GRAPHIC: Inflation set to ease, but by how much? (https://graphics.reuters.com/USA-ECONOMY/INFLATION/gkvlgodjjpb/chart.png)
U.S. consumer prices have been surging due to a number of factors, including snarled global supply chains, massive government stimulus early in the COVID-19 pandemic and Russia's invasion of Ukraine.
Food is one component of the CPI that remained elevated in July, rising 1.1% after climbing 1.0% in June.
The price of gasoline fell 7.7% in July.
GRAPHIC: U.S. pump prices drop from record high (https://graphics.reuters.com/USA-ECONOMY/GASOLINE-INFLATION/znvnerklmpl/chart.png)
In the 12 months through July, the CPI increased by a weaker-than-expected 8.5% following a 9.1% rise in June. Underlying inflation pressures, which exclude volatile food and energy components, also showed some green shoots despite remaining strong.
The so-called core CPI rose 0.3% in July, a 10-month low, after climbing 0.7% in June, helped by an almost 8% fall in the cost of airline fares, but still increased 5.9% in the 12 months through July, matching the pace in June.
Inflation in the cost of rent and owners' equivalent rent of primary residence, which is what a homeowner would receive from renting a home, rose at almost the same pace as in June. Shelter costs comprise about 40% of the core CPI measure.
GRAPHIC: Inflation (https://graphics.reuters.com/USA-STOCKS/znpnerxdlvl/inflation.png)
TIGHT LABOR MARKET
An alternate measure of consumer prices compiled by the Cleveland Fed was less encouraging. The Median CPI, which is considered a good view of the breadth of price pressures in the economy, rose 6.3% on an annual basis in July, compared to 6% in June, the regional Fed bank reported separately on Wednesday.
GRAPHIC: U.S. Inflation: A conflicting view? (https://graphics.reuters.com/USA-ECONOMY/INFLATION/lgvdwyokzpo/chart.png)
Inflation pressures until recently had been concentrated in goods, but consumers have refocused spending on services as the pandemic eased. Fed policymakers are fearful that accelerating service-sector inflation will be more difficult to unravel.
There was little relief on that front, with prices for services excluding energy-related items rising at a 5.5% annual rate in July, the same pace as in the prior month, although there was a decline in the monthly reading.
"While the July CPI report is encouraging, inflation pressures remain strong especially in the core services sector, with still buoyant increases in residential rent prices," said Kathy Bostjancic, chief U.S. economist at Oxford Economics.
GRAPHIC: As goods inflation eases, services step in (https://graphics.reuters.com/USA-FED/INFLATION/lbvgndazapq/chart.png)
An extremely tight labor market is driving up wages, which in turn contribute to higher prices for services. A separate Labor Department report on Wednesday showed real average weekly earnings rose 0.5% in July, the first monthly increase since last September and largest gain since January 2021.

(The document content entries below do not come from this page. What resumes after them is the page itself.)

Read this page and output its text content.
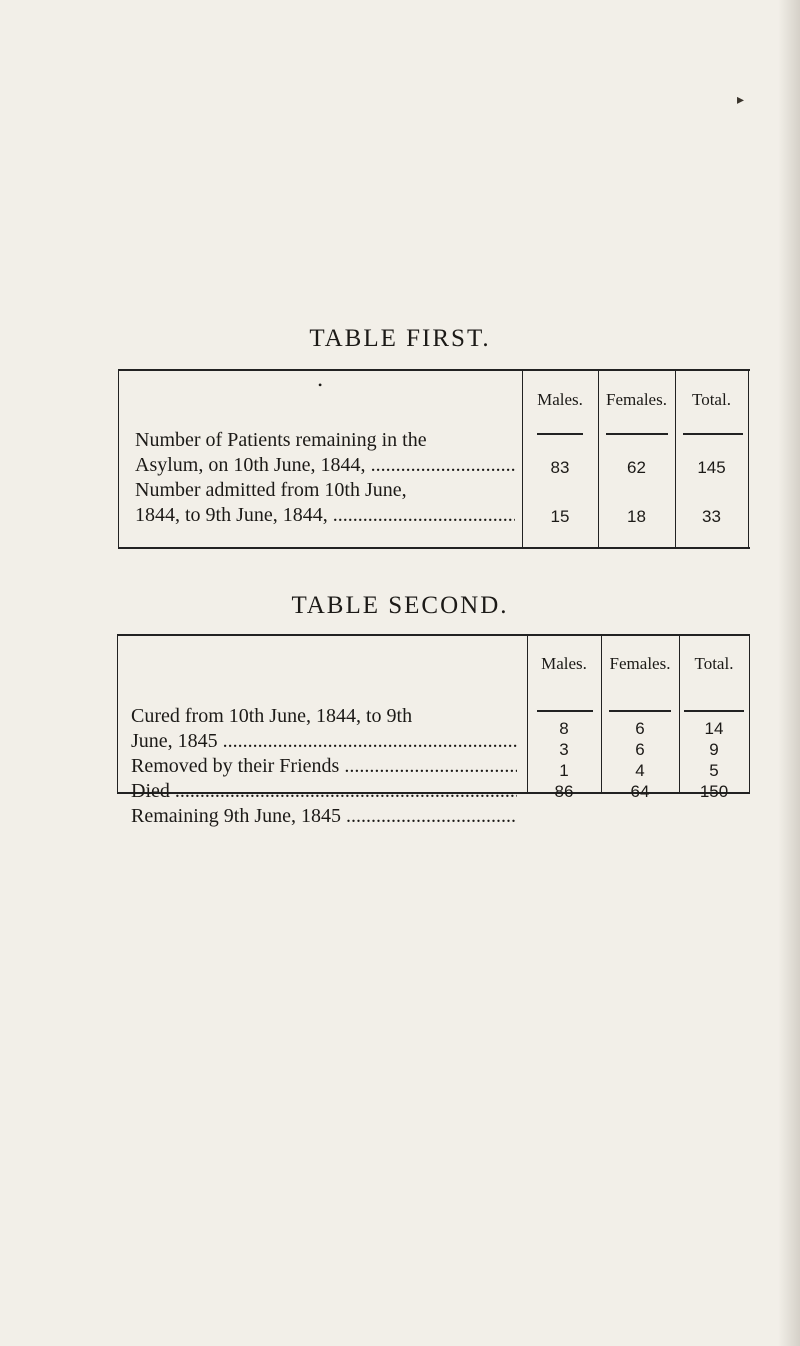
▸
TABLE FIRST.
•
Males.	Females.	Total.
Number of Patients remaining in the
Asylum, on 10th June, 1844, .....	83	62	145
Number admitted from 10th June,
1844, to 9th June, 1844, .....	15	18	33
TABLE SECOND.
Males.	Females.	Total.
Cured from 10th June, 1844, to 9th
June, 1845 .....
8	6	14
Removed by their Friends .....
3	6	9
Died .....
1	4	5
Remaining 9th June, 1845 .....
86	64	150
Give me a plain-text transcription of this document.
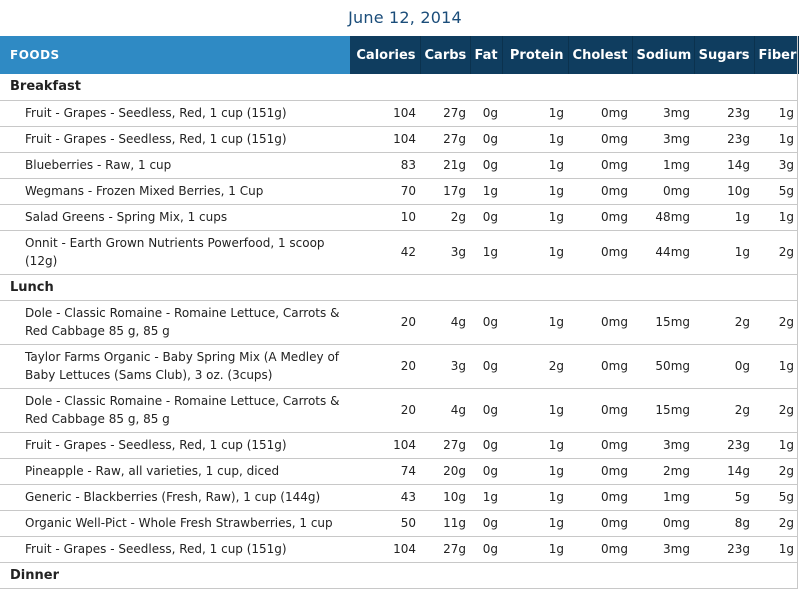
June 12, 2014
FOODS	Calories	Carbs	Fat	Protein	Cholest	Sodium	Sugars	Fiber
Breakfast								
Fruit - Grapes - Seedless, Red, 1 cup (151g)	104	27g	0g	1g	0mg	3mg	23g	1g
Fruit - Grapes - Seedless, Red, 1 cup (151g)	104	27g	0g	1g	0mg	3mg	23g	1g
Blueberries - Raw, 1 cup	83	21g	0g	1g	0mg	1mg	14g	3g
Wegmans - Frozen Mixed Berries, 1 Cup	70	17g	1g	1g	0mg	0mg	10g	5g
Salad Greens - Spring Mix, 1 cups	10	2g	0g	1g	0mg	48mg	1g	1g
Onnit - Earth Grown Nutrients Powerfood, 1 scoop (12g)	42	3g	1g	1g	0mg	44mg	1g	2g
Lunch								
Dole - Classic Romaine - Romaine Lettuce, Carrots & Red Cabbage 85 g, 85 g	20	4g	0g	1g	0mg	15mg	2g	2g
Taylor Farms Organic - Baby Spring Mix (A Medley of Baby Lettuces (Sams Club), 3 oz. (3cups)	20	3g	0g	2g	0mg	50mg	0g	1g
Dole - Classic Romaine - Romaine Lettuce, Carrots & Red Cabbage 85 g, 85 g	20	4g	0g	1g	0mg	15mg	2g	2g
Fruit - Grapes - Seedless, Red, 1 cup (151g)	104	27g	0g	1g	0mg	3mg	23g	1g
Pineapple - Raw, all varieties, 1 cup, diced	74	20g	0g	1g	0mg	2mg	14g	2g
Generic - Blackberries (Fresh, Raw), 1 cup (144g)	43	10g	1g	1g	0mg	1mg	5g	5g
Organic Well-Pict - Whole Fresh Strawberries, 1 cup	50	11g	0g	1g	0mg	0mg	8g	2g
Fruit - Grapes - Seedless, Red, 1 cup (151g)	104	27g	0g	1g	0mg	3mg	23g	1g
Dinner								
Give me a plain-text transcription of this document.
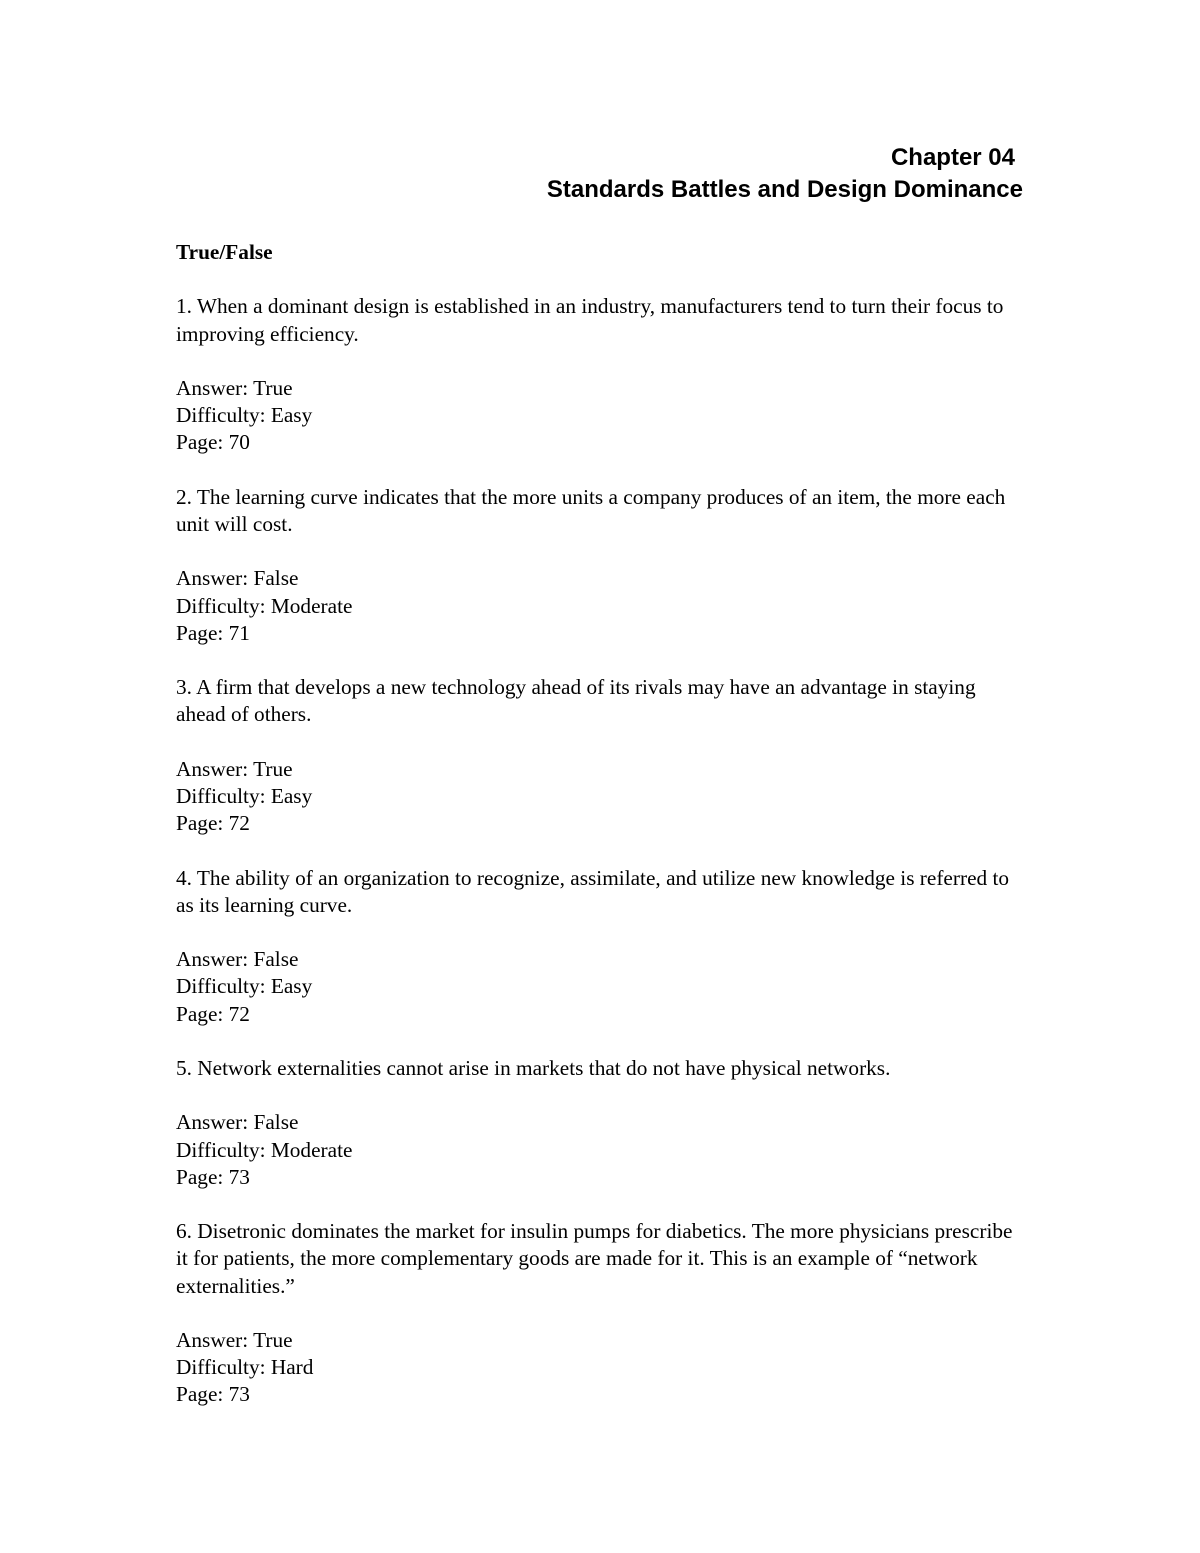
Chapter 04
Standards Battles and Design Dominance
True/False
1. When a dominant design is established in an industry, manufacturers tend to turn their focus to improving efficiency.
Answer: True
Difficulty: Easy
Page: 70
2. The learning curve indicates that the more units a company produces of an item, the more each unit will cost.
Answer: False
Difficulty: Moderate
Page: 71
3. A firm that develops a new technology ahead of its rivals may have an advantage in staying ahead of others.
Answer: True
Difficulty: Easy
Page: 72
4. The ability of an organization to recognize, assimilate, and utilize new knowledge is referred to as its learning curve.
Answer: False
Difficulty: Easy
Page: 72
5. Network externalities cannot arise in markets that do not have physical networks.
Answer: False
Difficulty: Moderate
Page: 73
6. Disetronic dominates the market for insulin pumps for diabetics. The more physicians prescribe it for patients, the more complementary goods are made for it. This is an example of “network externalities.”
Answer: True
Difficulty: Hard
Page: 73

The economy created an unexpectedly robust 528,000 jobs last month, the unemployment rate fell back to its pre-pandemic low, and wage gains surprised to the upside, the Labor Department announced last Friday in a monthly employment report that makes it harder for the Fed to bring the economy into balance soon.

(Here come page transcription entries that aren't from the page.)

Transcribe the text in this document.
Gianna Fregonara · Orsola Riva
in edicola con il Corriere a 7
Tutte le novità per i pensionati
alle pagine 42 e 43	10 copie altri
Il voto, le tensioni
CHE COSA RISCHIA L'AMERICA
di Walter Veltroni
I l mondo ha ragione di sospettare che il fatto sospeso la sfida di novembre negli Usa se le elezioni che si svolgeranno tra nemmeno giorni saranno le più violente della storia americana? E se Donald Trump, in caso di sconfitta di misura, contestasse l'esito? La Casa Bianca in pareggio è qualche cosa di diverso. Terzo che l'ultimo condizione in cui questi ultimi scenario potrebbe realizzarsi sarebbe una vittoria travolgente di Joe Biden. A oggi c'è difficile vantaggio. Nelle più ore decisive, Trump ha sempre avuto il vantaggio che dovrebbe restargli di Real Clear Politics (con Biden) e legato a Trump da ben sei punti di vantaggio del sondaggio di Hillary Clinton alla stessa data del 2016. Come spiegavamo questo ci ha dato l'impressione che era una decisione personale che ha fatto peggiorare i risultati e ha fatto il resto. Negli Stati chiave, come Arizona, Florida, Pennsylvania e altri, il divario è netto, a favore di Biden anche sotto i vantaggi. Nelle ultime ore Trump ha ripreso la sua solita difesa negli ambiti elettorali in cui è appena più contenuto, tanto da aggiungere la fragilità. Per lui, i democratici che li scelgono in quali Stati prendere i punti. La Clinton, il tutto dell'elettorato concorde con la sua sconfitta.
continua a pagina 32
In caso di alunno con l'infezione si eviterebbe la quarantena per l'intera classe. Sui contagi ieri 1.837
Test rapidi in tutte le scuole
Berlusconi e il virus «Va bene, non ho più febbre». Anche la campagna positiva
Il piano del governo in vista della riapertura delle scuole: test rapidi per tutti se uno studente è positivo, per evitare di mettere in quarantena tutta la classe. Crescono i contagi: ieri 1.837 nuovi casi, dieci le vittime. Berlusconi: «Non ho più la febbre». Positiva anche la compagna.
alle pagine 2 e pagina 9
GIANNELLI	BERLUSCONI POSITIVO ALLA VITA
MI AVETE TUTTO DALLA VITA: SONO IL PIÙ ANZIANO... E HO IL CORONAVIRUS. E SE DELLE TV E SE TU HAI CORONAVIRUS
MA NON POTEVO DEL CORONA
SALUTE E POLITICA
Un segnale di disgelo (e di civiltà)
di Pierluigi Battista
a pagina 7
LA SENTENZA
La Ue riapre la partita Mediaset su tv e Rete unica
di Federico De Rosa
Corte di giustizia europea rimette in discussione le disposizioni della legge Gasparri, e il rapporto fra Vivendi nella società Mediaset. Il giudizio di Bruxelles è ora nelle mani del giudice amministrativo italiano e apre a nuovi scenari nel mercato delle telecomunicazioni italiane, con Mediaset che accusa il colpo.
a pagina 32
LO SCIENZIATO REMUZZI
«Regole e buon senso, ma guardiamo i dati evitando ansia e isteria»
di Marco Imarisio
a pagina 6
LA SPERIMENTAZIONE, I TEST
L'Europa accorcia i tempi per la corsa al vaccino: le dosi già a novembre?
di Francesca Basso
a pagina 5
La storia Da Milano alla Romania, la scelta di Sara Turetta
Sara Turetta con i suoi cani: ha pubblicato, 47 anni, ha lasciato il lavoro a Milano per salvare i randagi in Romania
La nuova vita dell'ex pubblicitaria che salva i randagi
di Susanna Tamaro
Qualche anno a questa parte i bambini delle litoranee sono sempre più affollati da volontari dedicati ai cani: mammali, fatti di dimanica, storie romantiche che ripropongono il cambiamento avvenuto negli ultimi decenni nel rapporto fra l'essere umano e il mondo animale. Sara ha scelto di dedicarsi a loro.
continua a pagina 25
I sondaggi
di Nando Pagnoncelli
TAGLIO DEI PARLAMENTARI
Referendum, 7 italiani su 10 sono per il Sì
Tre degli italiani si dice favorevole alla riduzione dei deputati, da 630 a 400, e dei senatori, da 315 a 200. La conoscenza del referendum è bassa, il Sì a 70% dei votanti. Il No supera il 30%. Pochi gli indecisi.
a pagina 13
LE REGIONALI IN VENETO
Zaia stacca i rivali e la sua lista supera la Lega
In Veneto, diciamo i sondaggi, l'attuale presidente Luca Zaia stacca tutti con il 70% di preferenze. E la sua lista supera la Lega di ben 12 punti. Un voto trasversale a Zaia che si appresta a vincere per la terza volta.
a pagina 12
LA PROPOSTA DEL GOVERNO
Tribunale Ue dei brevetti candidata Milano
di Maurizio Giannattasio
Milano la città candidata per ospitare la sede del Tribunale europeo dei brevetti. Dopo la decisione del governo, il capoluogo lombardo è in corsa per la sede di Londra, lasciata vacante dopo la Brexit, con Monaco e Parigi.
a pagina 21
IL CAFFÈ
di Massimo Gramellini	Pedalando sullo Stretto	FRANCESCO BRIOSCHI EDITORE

Labor market tightness is also underscored by the fact that, although U.S. job openings fell to a nine-month low in June, there were still almost two jobs for every unemployed person.
The Fed has hiked its policy rate by 225 basis points since March despite fears that the sharp rise in borrowing costs could tip the economy into recession.

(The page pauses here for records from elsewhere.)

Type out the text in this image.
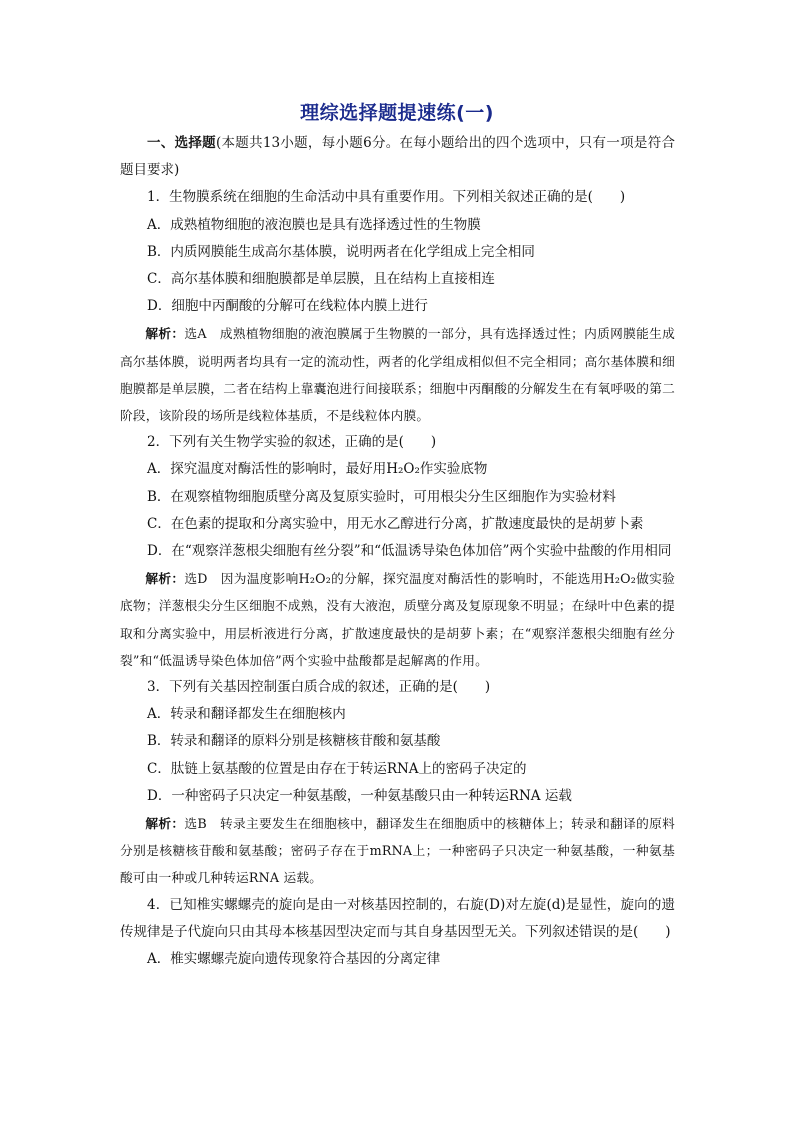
理综选择题提速练(一)

一、选择题(本题共13小题，每小题6分。在每小题给出的四个选项中，只有一项是符合题目要求)

1．生物膜系统在细胞的生命活动中具有重要作用。下列相关叙述正确的是(　　)

A．成熟植物细胞的液泡膜也是具有选择透过性的生物膜

B．内质网膜能生成高尔基体膜，说明两者在化学组成上完全相同

C．高尔基体膜和细胞膜都是单层膜，且在结构上直接相连

D．细胞中丙酮酸的分解可在线粒体内膜上进行

解析：选A　成熟植物细胞的液泡膜属于生物膜的一部分，具有选择透过性；内质网膜能生成高尔基体膜，说明两者均具有一定的流动性，两者的化学组成相似但不完全相同；高尔基体膜和细胞膜都是单层膜，二者在结构上靠囊泡进行间接联系；细胞中丙酮酸的分解发生在有氧呼吸的第二阶段，该阶段的场所是线粒体基质，不是线粒体内膜。

2．下列有关生物学实验的叙述，正确的是(　　)

A．探究温度对酶活性的影响时，最好用H₂O₂作实验底物

B．在观察植物细胞质壁分离及复原实验时，可用根尖分生区细胞作为实验材料

C．在色素的提取和分离实验中，用无水乙醇进行分离，扩散速度最快的是胡萝卜素

D．在“观察洋葱根尖细胞有丝分裂”和“低温诱导染色体加倍”两个实验中盐酸的作用相同

解析：选D　因为温度影响H₂O₂的分解，探究温度对酶活性的影响时，不能选用H₂O₂做实验底物；洋葱根尖分生区细胞不成熟，没有大液泡，质壁分离及复原现象不明显；在绿叶中色素的提取和分离实验中，用层析液进行分离，扩散速度最快的是胡萝卜素；在“观察洋葱根尖细胞有丝分裂”和“低温诱导染色体加倍”两个实验中盐酸都是起解离的作用。

3．下列有关基因控制蛋白质合成的叙述，正确的是(　　)

A．转录和翻译都发生在细胞核内

B．转录和翻译的原料分别是核糖核苷酸和氨基酸

C．肽链上氨基酸的位置是由存在于转运RNA上的密码子决定的

D．一种密码子只决定一种氨基酸，一种氨基酸只由一种转运RNA 运载

解析：选B　转录主要发生在细胞核中，翻译发生在细胞质中的核糖体上；转录和翻译的原料分别是核糖核苷酸和氨基酸；密码子存在于mRNA上；一种密码子只决定一种氨基酸，一种氨基酸可由一种或几种转运RNA 运载。

4．已知椎实螺螺壳的旋向是由一对核基因控制的，右旋(D)对左旋(d)是显性，旋向的遗传规律是子代旋向只由其母本核基因型决定而与其自身基因型无关。下列叙述错误的是(　　)

A．椎实螺螺壳旋向遗传现象符合基因的分离定律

The U.S. economy unexpectedly contracted in the second quarter, with consumer spending growing at its slowest pace in two years and business spending declining.
The second straight quarterly decline in gross domestic product largely reflected a more moderate pace of inventory accumulation by businesses.
That trend was highlighted by a Commerce Department report on Wednesday showing U.S. wholesale inventories increased 1.8% in June, instead of 1.9% as reported last month.